Cristina Rodilla ^1,2 Gonzalo Núñez Moreno ^1,2,3 Yolanda Benitez ^1,3 Raquel Romero ^1,2,3 Lidia Fernández-Caballero ^1,2* Pablo Minguez ^1,2,3 Marta Corton ^1,2* Carmen Ayuso ^1,2*

• ¹ Department of Genetics & Genomics, Health Research Institute Foundation Jimenez Diaz (IIS-FJD), Madrid, Spain
• ² Center for Biomedical Network Research on Rare Diseases (CIBERER), Madrid, Spain
• ³ Bioinformatics Unit, Health Research Institute Foundation Jimenez Diaz (IIS-FJD), Madrid, Spain

Long-read sequencing (LRS) enables accurate structural variant detection and variant phasing. When a molecular diagnosis is suspected, employing target enrichment can reduce the cost and duration of sequencing. LRS was conducted in five inherited retinal dystrophies (IRD) patients harboring a monoallelic variant in RPE65 that remained uncharacterized after clinical exome sequencing (CES). CRISPR-Cas9 guide RNA probes were designed to target a 31 kb region including the entire RPE65 locus. DNA was sequenced on a MinION platform. For 5 patients, short-read 30x whole genome sequencing (WGS) was performed to validate nanopore results. The nanopore sequencing process yielded a median of 271 reads within the targeted region, with a 109 mean depth and a median read size of 8 kb.
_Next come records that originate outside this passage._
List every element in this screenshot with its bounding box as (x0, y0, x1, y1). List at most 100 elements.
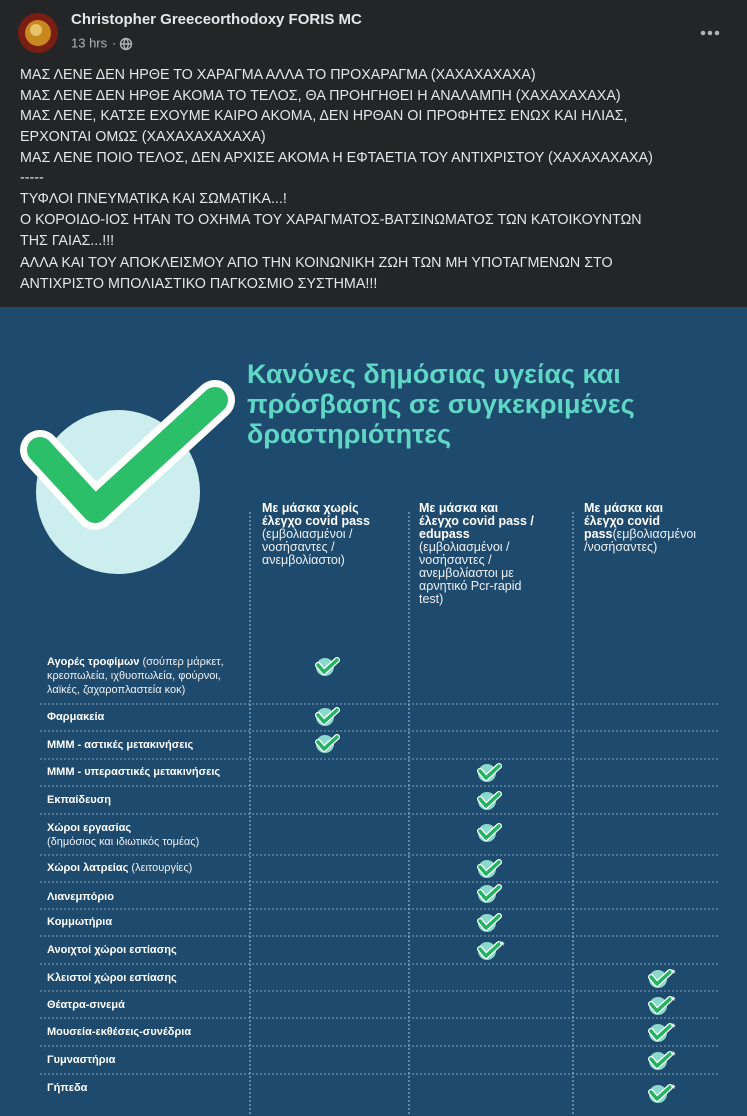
column-header-regular: νοσήσαντες / (419, 553, 492, 567)
check-icon (648, 1051, 673, 1070)
row-label-regular: (λειτουργίες) (128, 862, 192, 874)
row-label-bold: Γυμναστήρια (47, 1054, 116, 1066)
asterisk: * (671, 968, 676, 980)
column-header: test) (419, 592, 443, 606)
row-label-bold: Εκπαίδευση (47, 794, 111, 806)
column-header: pass(εμβολιασμένοι (584, 527, 696, 541)
check-stroke (478, 914, 501, 930)
post-text-line: ΜΑΣ ΛΕΝΕ ΔΕΝ ΗΡΘΕ ΤΟ ΧΑΡΑΓΜΑ ΑΛΛΑ ΤΟ ΠΡΟ… (20, 67, 536, 83)
audience-icon (119, 37, 133, 51)
infographic-title-line: Κανόνες δημόσιας υγείας και (247, 359, 621, 389)
author-name[interactable]: Christopher Greeceorthodoxy FORIS MC (71, 11, 362, 28)
row-label-regular: (δημόσιος και ιδιωτικός τομέας) (47, 836, 199, 848)
check-stroke (649, 970, 672, 986)
check-icon (648, 1084, 673, 1103)
check-icon (477, 791, 502, 810)
row-label: Αγορές τροφίμων (σούπερ μάρκετ, (47, 656, 224, 668)
check-stroke (478, 860, 501, 876)
column-header-regular: /νοσήσαντες) (584, 540, 657, 554)
column-header-regular: αρνητικό Pcr-rapid (419, 579, 522, 593)
post-text-line: Ο ΚΟΡΟΙΔΟ-ΙΟΣ ΗΤΑΝ ΤΟ ΟΧΗΜΑ ΤΟΥ ΧΑΡΑΓΜΑΤ… (20, 212, 642, 228)
avatar[interactable] (18, 13, 58, 53)
check-icon (477, 823, 502, 842)
row-label: κρεοπωλεία, ιχθυοπωλεία, φούρνοι, (47, 670, 221, 682)
row-label: Εκπαίδευση (47, 794, 111, 806)
check-stroke (649, 1024, 672, 1040)
row-label: λαϊκές, ζαχαροπλαστεία κοκ) (47, 684, 185, 696)
post-text-line: ----- (20, 170, 44, 186)
post-text-line: ΜΑΣ ΛΕΝΕ ΠΟΙΟ ΤΕΛΟΣ, ΔΕΝ ΑΡΧΙΣΕ ΑΚΟΜΑ Η … (20, 150, 653, 166)
big-check (20, 380, 235, 574)
check-stroke (316, 658, 339, 674)
row-label: Κλειστοί χώροι εστίασης (47, 972, 177, 984)
asterisk: * (671, 1022, 676, 1034)
column-header: edupass (419, 527, 470, 541)
column-header: /νοσήσαντες) (584, 540, 657, 554)
column-header-bold: έλεγχο covid (584, 514, 660, 528)
post-text-line: ΑΝΤΙΧΡΙΣΤΟ ΜΠΟΛΙΑΣΤΙΚΟ ΠΑΓΚΟΣΜΙΟ ΣΥΣΤΗΜΑ… (20, 276, 377, 292)
row-label: Μουσεία-εκθέσεις-συνέδρια (47, 1026, 191, 1038)
column-header: Με μάσκα και (419, 501, 499, 515)
check-stroke (649, 1052, 672, 1068)
column-header-regular: (εμβολιασμένοι / (419, 540, 510, 554)
check-icon (648, 1023, 673, 1042)
row-label-bold: Χώροι λατρείας (47, 862, 129, 874)
post-text-line: ΜΑΣ ΛΕΝΕ ΔΕΝ ΗΡΘΕ ΑΚΟΜΑ ΤΟ ΤΕΛΟΣ, ΘΑ ΠΡΟ… (20, 88, 621, 104)
post-text: ΜΑΣ ΛΕΝΕ ΔΕΝ ΗΡΘΕ ΤΟ ΧΑΡΑΓΜΑ ΑΛΛΑ ΤΟ ΠΡΟ… (20, 67, 653, 292)
post-text-line: ΜΑΣ ΛΕΝΕ, ΚΑΤΣΕ ΕΧΟΥΜΕ ΚΑΙΡΟ ΑΚΟΜΑ, ΔΕΝ … (20, 108, 627, 124)
infographic-title-line: δραστηριότητες (247, 419, 451, 449)
row-label: Φαρμακεία (47, 711, 104, 723)
check-stroke (649, 997, 672, 1013)
infographic-title-line: πρόσβασης σε συγκεκριμένες (247, 389, 635, 419)
check-icon (477, 859, 502, 878)
check-stroke (649, 1085, 672, 1101)
post-time[interactable]: 13 hrs (71, 35, 108, 50)
column-header-regular: test) (419, 592, 443, 606)
row-label-bold: Κομμωτήρια (47, 916, 112, 928)
check-icon (315, 657, 340, 676)
row-label: Θέατρα-σινεμά (47, 999, 125, 1011)
check-icon (477, 884, 502, 903)
row-label-bold: Θέατρα-σινεμά (47, 999, 125, 1011)
row-label-bold: Μουσεία-εκθέσεις-συνέδρια (47, 1026, 191, 1038)
check-stroke (316, 735, 339, 751)
column-header: Με μάσκα και (584, 501, 664, 515)
column-header-bold: έλεγχο covid pass / (419, 514, 534, 528)
column-header-bold: Με μάσκα και (584, 501, 664, 515)
column-header-regular: νοσήσαντες / (262, 540, 335, 554)
column-header-regular: (εμβολιασμένοι (613, 527, 697, 541)
row-label: Ανοιχτοί χώροι εστίασης (47, 944, 177, 956)
column-header-bold: edupass (419, 527, 470, 541)
post-text-line: ΤΗΣ ΓΑΙΑΣ...!!! (20, 233, 114, 249)
row-label: Χώροι λατρείας (λειτουργίες) (47, 862, 192, 874)
check-stroke (478, 792, 501, 808)
column-header: έλεγχο covid (584, 514, 660, 528)
separator-dot: · (112, 35, 116, 50)
row-label: Γυμναστήρια (47, 1054, 116, 1066)
column-header-regular: ανεμβολίαστοι) (262, 553, 345, 567)
column-header-bold: έλεγχο covid pass (262, 514, 370, 528)
post-text-line: ΑΛΛΑ ΚΑΙ ΤΟΥ ΑΠΟΚΛΕΙΣΜΟΥ ΑΠΟ ΤΗΝ ΚΟΙΝΩΝΙ… (20, 255, 613, 271)
asterisk: * (500, 940, 505, 952)
more-options[interactable] (700, 30, 720, 36)
check-icon (648, 969, 673, 988)
row-label-bold: ΜΜΜ - αστικές μετακινήσεις (47, 739, 194, 751)
column-header: ανεμβολίαστοι) (262, 553, 345, 567)
row-label-bold: ΜΜΜ - υπεραστικές μετακινήσεις (47, 766, 220, 778)
column-header: έλεγχο covid pass (262, 514, 370, 528)
column-header: (εμβολιασμένοι / (262, 527, 353, 541)
check-icon (648, 996, 673, 1015)
post-text-line: ΕΡΧΟΝΤΑΙ ΟΜΩΣ (ΧΑΧΑΧΑΧΑΧΑΧΑ) (20, 129, 266, 145)
row-label-bold: Λιανεμπόριο (47, 891, 114, 903)
column-header: νοσήσαντες / (419, 553, 492, 567)
row-label: ΜΜΜ - αστικές μετακινήσεις (47, 739, 194, 751)
column-header-regular: (εμβολιασμένοι / (262, 527, 353, 541)
column-header-regular: ανεμβολίαστοι με (419, 566, 514, 580)
check-icon (477, 913, 502, 932)
column-header-bold: Με μάσκα χωρίς (262, 501, 359, 515)
column-header-bold: Με μάσκα και (419, 501, 499, 515)
row-label-bold: Φαρμακεία (47, 711, 104, 723)
check-stroke (316, 708, 339, 724)
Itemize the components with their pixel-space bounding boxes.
All identified variants by CES have been detected using this approach, no additional RPE65 gene causative variants were found. Nanopore variant detection demonstrated performance akin to short read WGS at similar coverage levels, although exhibiting increased false positive calls at lower coverage. In this study, we explore the advantages of using a targeted approach together with long-read sequencing for identifying variants associated with IRD. The results underscore the utility of targeted long reads for the characterization of patients affected by rare diseases when first-tier diagnostic test are non-conclusive.